En las primeras semanas del estado de alarma, las cadenas de suministro han sufrido un gran impacto, aunque ha sido diferente según los sectores. En áreas como la automoción, el textil o el canal Horeca, la falta de demanda ha paralizado prácticamente la actividad logística.

Mientras, otros como el de alimentación se han visto desbordados al principio por el efecto compra-pánico, teniendo que responder a una demanda que se duplicó en las tiendas físicas y se quintuplicó en el canal de comercio electrónico. Por su parte, el sector farmacéutico y sanitario ha tenido que realizar envíos urgentes a los hospitales durante las 24 horas los siete días de la semana.

A pesar de todas las dificultades, el sector logístico ha desempeñado sus funciones con gran responsabilidad, al igual que todos los trabajadores que han hecho posible que las cadenas de suministro esenciales hayan seguido funcionando.

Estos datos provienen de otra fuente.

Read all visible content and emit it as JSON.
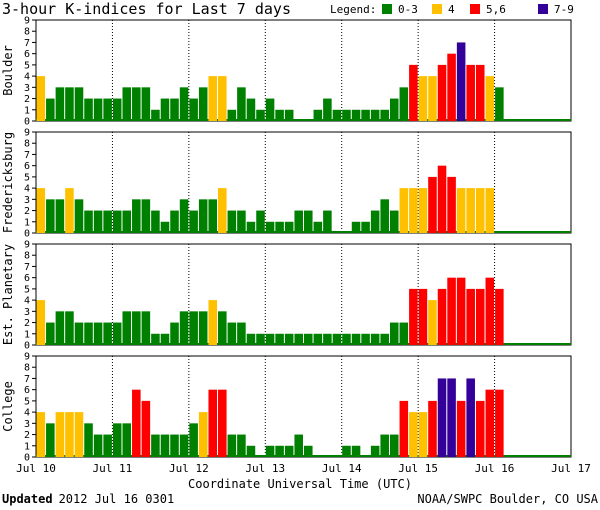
{
  "title": "3-hour K-indices for Last 7 days",
  "legend": {
    "title": "Legend:",
    "items": [
      {
        "label": "0-3",
        "color": "#008000"
      },
      {
        "label": "4",
        "color": "#ffc000"
      },
      {
        "label": "5,6",
        "color": "#ff0000"
      },
      {
        "label": "7-9",
        "color": "#330099"
      }
    ]
  },
  "x_axis_label": "Coordinate Universal Time (UTC)",
  "footer": {
    "updated_bold": "Updated",
    "updated_text": "2012 Jul 16 0301",
    "source": "NOAA/SWPC Boulder, CO USA"
  },
  "chart_data": {
    "type": "bar",
    "x_ticks": [
      "Jul 10",
      "Jul 11",
      "Jul 12",
      "Jul 13",
      "Jul 14",
      "Jul 15",
      "Jul 16",
      "Jul 17"
    ],
    "y_ticks": [
      0,
      1,
      2,
      3,
      4,
      5,
      6,
      7,
      8,
      9
    ],
    "ylim": [
      0,
      9
    ],
    "bars_per_day": 8,
    "days": 7,
    "panels": [
      {
        "name": "Boulder",
        "values": [
          4,
          2,
          3,
          3,
          3,
          2,
          2,
          2,
          2,
          3,
          3,
          3,
          1,
          2,
          2,
          3,
          2,
          3,
          4,
          4,
          1,
          3,
          2,
          1,
          2,
          1,
          1,
          0,
          0,
          1,
          2,
          1,
          1,
          1,
          1,
          1,
          1,
          2,
          3,
          5,
          4,
          4,
          5,
          6,
          7,
          5,
          5,
          4,
          3
        ]
      },
      {
        "name": "Fredericksburg",
        "values": [
          4,
          3,
          3,
          4,
          3,
          2,
          2,
          2,
          2,
          2,
          3,
          3,
          2,
          1,
          2,
          3,
          2,
          3,
          3,
          4,
          2,
          2,
          1,
          2,
          1,
          1,
          1,
          2,
          2,
          1,
          2,
          0,
          0,
          1,
          1,
          2,
          3,
          2,
          4,
          4,
          4,
          5,
          6,
          5,
          4,
          4,
          4,
          4
        ]
      },
      {
        "name": "Est. Planetary",
        "values": [
          4,
          2,
          3,
          3,
          2,
          2,
          2,
          2,
          2,
          3,
          3,
          3,
          1,
          1,
          2,
          3,
          3,
          3,
          4,
          3,
          2,
          2,
          1,
          1,
          1,
          1,
          1,
          1,
          1,
          1,
          1,
          1,
          1,
          1,
          1,
          1,
          1,
          2,
          2,
          5,
          5,
          4,
          5,
          6,
          6,
          5,
          5,
          6,
          5
        ]
      },
      {
        "name": "College",
        "values": [
          4,
          3,
          4,
          4,
          4,
          3,
          2,
          2,
          3,
          3,
          6,
          5,
          2,
          2,
          2,
          2,
          3,
          4,
          6,
          6,
          2,
          2,
          1,
          0,
          1,
          1,
          1,
          2,
          1,
          0,
          0,
          0,
          1,
          1,
          0,
          1,
          2,
          2,
          5,
          4,
          4,
          5,
          7,
          7,
          5,
          7,
          5,
          6,
          6
        ]
      }
    ]
  }
}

En el CEL, consideran que a partir de ahora las empresas tendrán que hacer un esfuerzo para mejorar su competitividad, especialmente en áreas como el Big Data, la Inteligencia Artificial y la robotización, además de considerar el riesgo como un factor de decisión.

Caída del 15% en el volumen de negocio

El cambio en los hábitos de consumo provocará una transformación en la logística de algunos sectores y potenciará la colaboración entre empresas, compartiendo recursos como el transporte y almacenamiento, buscando sinergias y ahorros de coste, y generando una logística más sostenible desde el punto de vista medioambiental y económico.

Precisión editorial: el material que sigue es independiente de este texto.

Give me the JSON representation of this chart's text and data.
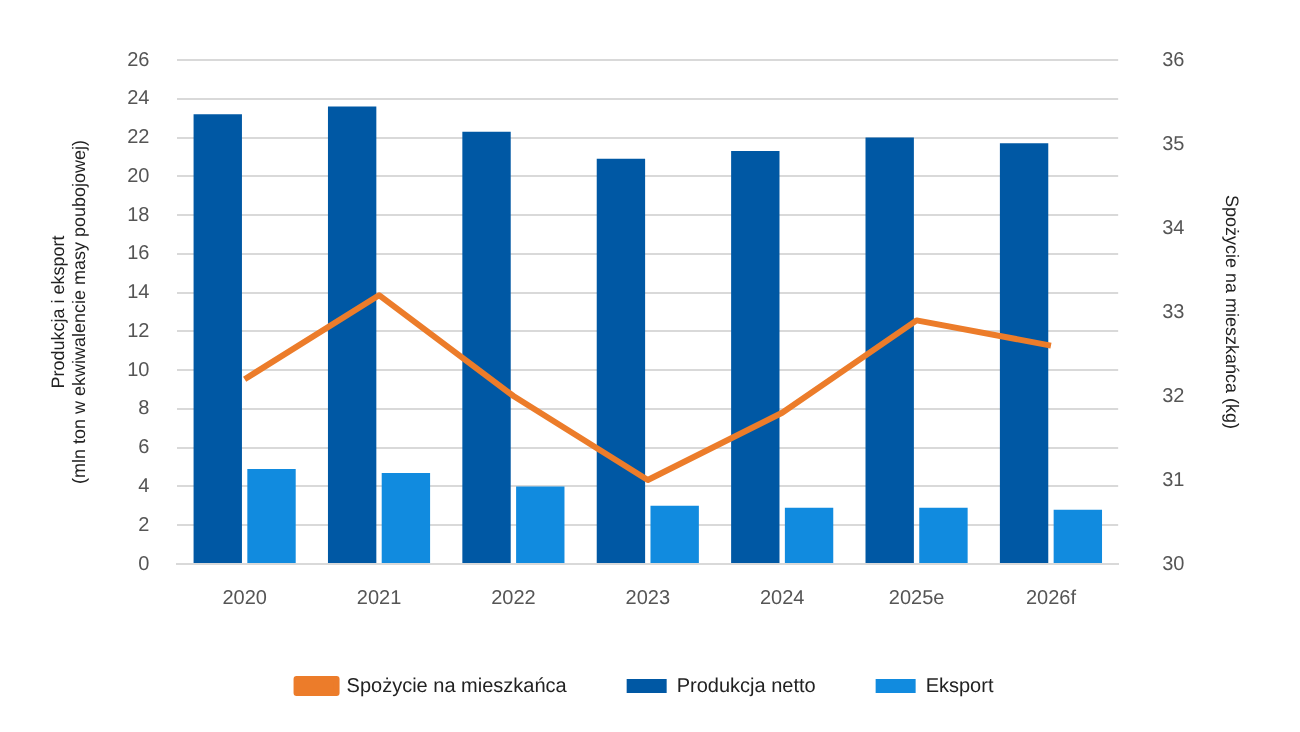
{
  "chart_data": {
    "type": "bar",
    "categories": [
      "2020",
      "2021",
      "2022",
      "2023",
      "2024",
      "2025e",
      "2026f"
    ],
    "series": [
      {
        "name": "Produkcja netto",
        "color": "#0058a4",
        "values": [
          23.2,
          23.6,
          22.3,
          20.9,
          21.3,
          22.0,
          21.7
        ]
      },
      {
        "name": "Eksport",
        "color": "#118bdf",
        "values": [
          4.9,
          4.7,
          4.0,
          3.0,
          2.9,
          2.9,
          2.8
        ]
      },
      {
        "name": "Spożycie na mieszkańca",
        "type": "line",
        "axis": "y2",
        "color": "#ec7c2a",
        "values": [
          32.2,
          33.2,
          32.0,
          31.0,
          31.8,
          32.9,
          32.6
        ]
      }
    ],
    "ylabel": "Produkcja i eksport\n(mln ton w ekwiwalencie masy poubojowej)",
    "y2label": "Spożycie na mieszkańca (kg)",
    "ylim": [
      0,
      26
    ],
    "yticks": [
      0,
      2,
      4,
      6,
      8,
      10,
      12,
      14,
      16,
      18,
      20,
      22,
      24,
      26
    ],
    "y2lim": [
      30,
      36
    ],
    "y2ticks": [
      30,
      31,
      32,
      33,
      34,
      35,
      36
    ],
    "grid": "y",
    "legend": "bottom",
    "marker": "none"
  }
}
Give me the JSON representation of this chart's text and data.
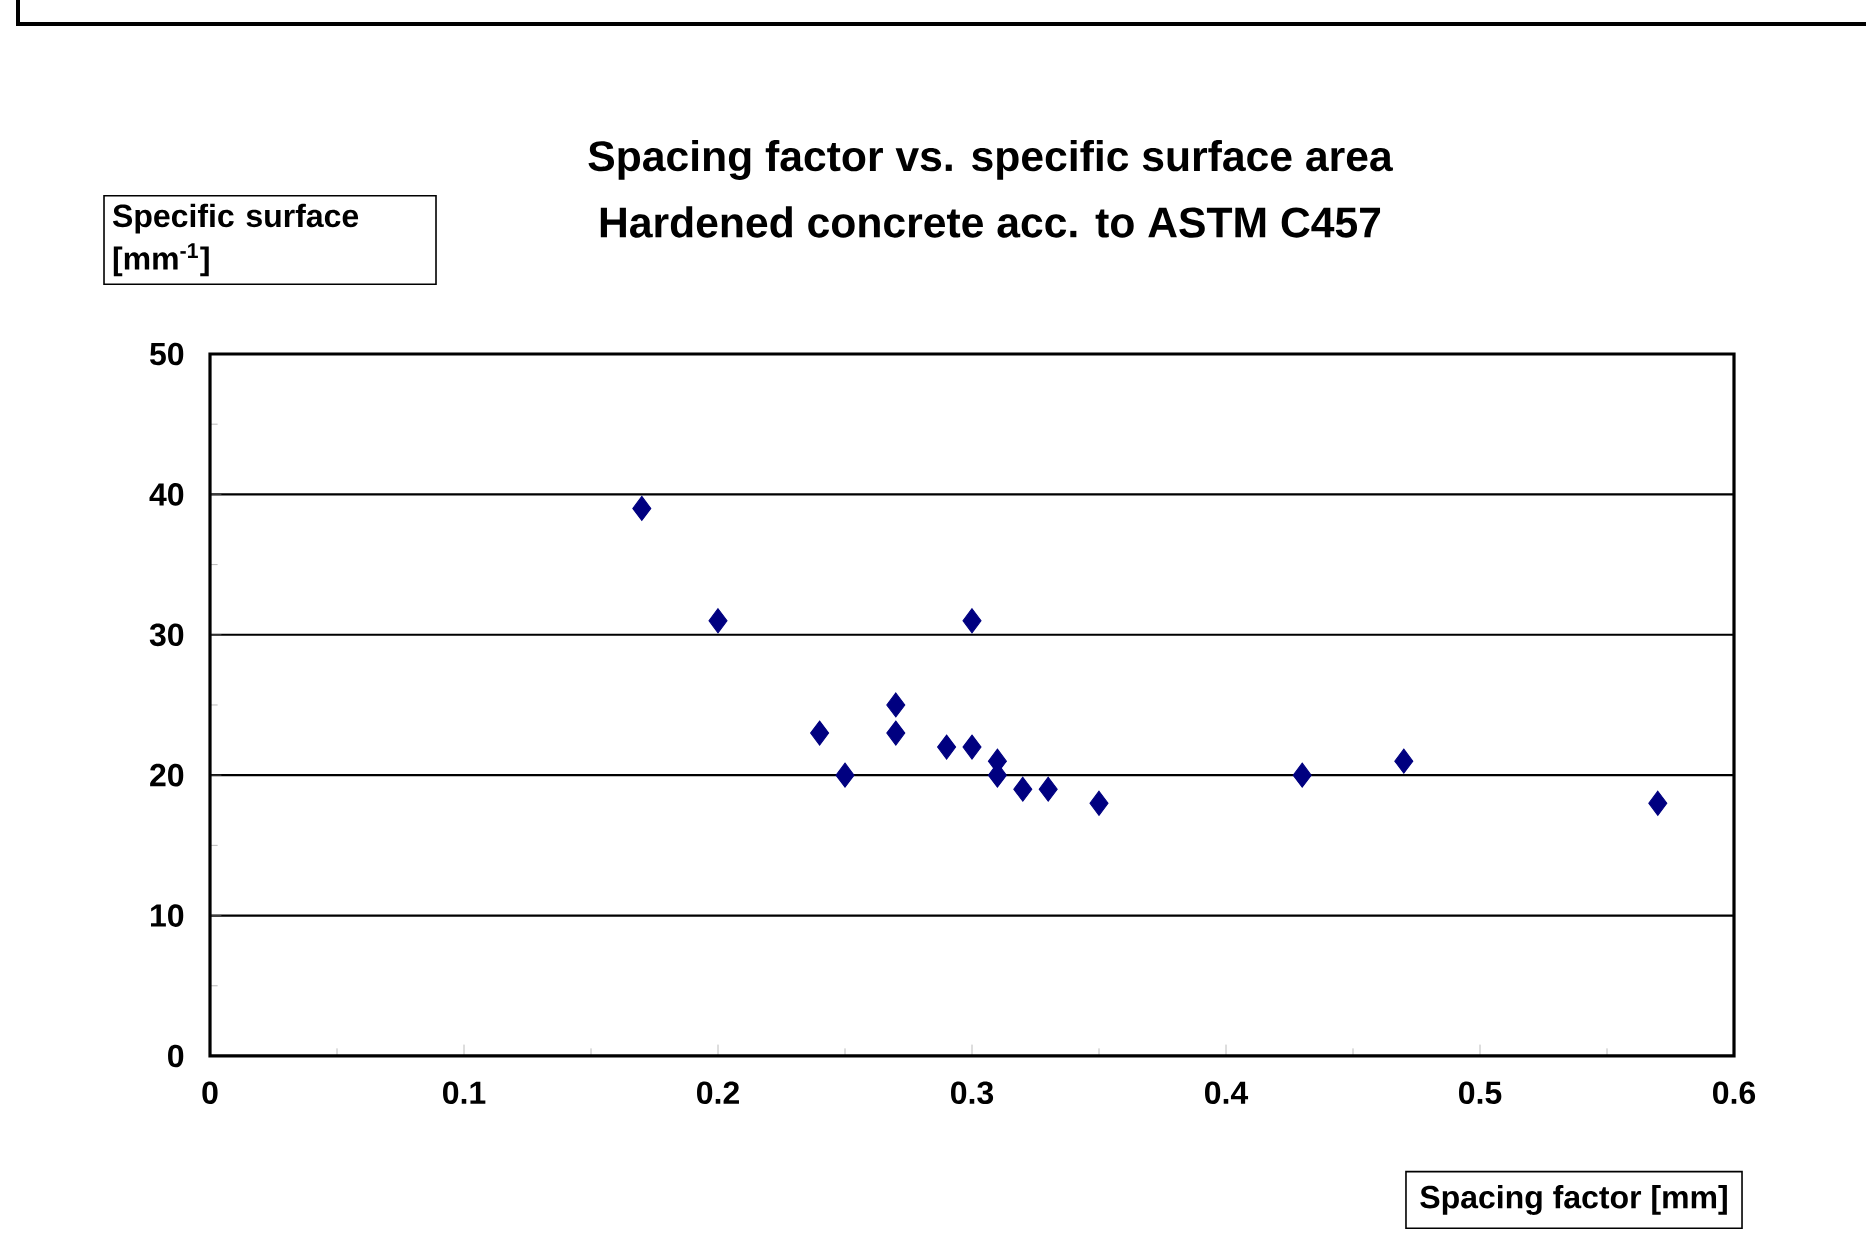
{
  "chart_data": {
    "type": "scatter",
    "title": "Spacing factor vs. specific surface area",
    "subtitle": "Hardened concrete acc. to ASTM C457",
    "xlabel": "Spacing factor [mm]",
    "ylabel": "Specific surface [mm$^{-1}$]",
    "x": [
      0.17,
      0.2,
      0.3,
      0.24,
      0.27,
      0.27,
      0.25,
      0.29,
      0.3,
      0.31,
      0.31,
      0.32,
      0.33,
      0.35,
      0.43,
      0.47,
      0.57
    ],
    "series": [
      {
        "color": "#000080",
        "values": [
          39,
          31,
          31,
          23,
          25,
          23,
          20,
          22,
          22,
          21,
          20,
          19,
          19,
          18,
          20,
          21,
          18
        ]
      }
    ],
    "xlim": [
      0,
      0.6
    ],
    "ylim": [
      0,
      50
    ],
    "xticks": [
      0,
      0.1,
      0.2,
      0.3,
      0.4,
      0.5,
      0.6
    ],
    "yticks": [
      0,
      10,
      20,
      30,
      40,
      50
    ],
    "grid": "y",
    "marker": "diamond"
  }
}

Teniendo en cuenta el descenso del PIB, se prevé una caída de hasta el 15% en el volumen de negocio, por lo que es importante reanudar la actividad cuanto antes con una definición clara de los procedimientos a seguir, contar con una mayor flexibilidad laboral, poner en marcha ayudas para empresas y autónomos, y formar a los profesionales en las nuevas tecnologías.

Por otra parte, se ha planteado la creación de grupos de trabajo específicos formados por expertos en las materias, que permitan asesorar a las administraciones y empresas desde el conocimiento y la experiencia en la mejora de las infraestructuras logísticas, la distribución urbana de mercancías, y la transformación digital.